The trees, it turned out, were filled with snakes. Their heads hung down to watch us splash from tree trunk to tree trunk. It was straight out of my awful dreams, as though the snakes from my sleep were visiting me here. Or did it work the other way—would these snakes visit me again tonight? How I hoped not. Endure what one must during the day.
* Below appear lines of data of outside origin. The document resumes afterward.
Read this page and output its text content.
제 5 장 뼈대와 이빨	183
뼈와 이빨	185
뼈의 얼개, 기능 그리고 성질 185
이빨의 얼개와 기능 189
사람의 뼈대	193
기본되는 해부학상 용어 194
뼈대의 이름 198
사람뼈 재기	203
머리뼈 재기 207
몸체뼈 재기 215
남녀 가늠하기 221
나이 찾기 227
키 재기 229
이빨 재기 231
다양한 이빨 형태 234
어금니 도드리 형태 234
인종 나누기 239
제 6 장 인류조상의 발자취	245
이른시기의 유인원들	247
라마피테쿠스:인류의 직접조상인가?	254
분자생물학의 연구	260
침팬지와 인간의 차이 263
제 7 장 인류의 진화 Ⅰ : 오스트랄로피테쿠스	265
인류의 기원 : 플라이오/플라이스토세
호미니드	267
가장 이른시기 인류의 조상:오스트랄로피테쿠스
But please, can I not have some peace when darkness falls?

“Those are rock mamushi,” Q-Kee said.

“Can't be,” Jujack said. “Those only live in the mountains.”

Q-Kee turned to him. “I know my deadly snakes,” she said.

When distant lightning flashed, you could see them all, silhouetted in the branches, hissing, poised to drop on unsuspecting citizens as they went about their civic duties.

“A snake is a fucking snake,” I said. “Just don't provoke them.”

We looked around, but there was no sign of a fire pit or a corral. There was no chuck wagon, no guns or fishing poles, no stack of scythes.

“We're in the wrong place,” Jujack said. “We should get out of here before we get electrocuted.”

“No,” Q-Kee said. “We dig.”

“Where?” Jujack asked.

“Everywhere,” Q-Kee said.

Jujack stomped the blade of his shovel into the mud. With great effort, he pulled a single scoop of mud, sucking from a hole that filled with water. When he turned the shovel upside-down, the mud stuck.

Rain battered my face. I kept spinning the map, trying to see if I'd made a mistake. This should've been the place—the trees, the river, the road. What we needed was one of the dogs from the Central Zoo. It's said their savage instincts can detect bones, even ones long under the earth.

“This is impossible,” Jujack said. “It's all just water. Where's the crime scene? Where's any scene?”

“That might work to our advantage,” I told them. “If a body were in the mud, the water might help float it free. All we need to do is go around loosening the soil.”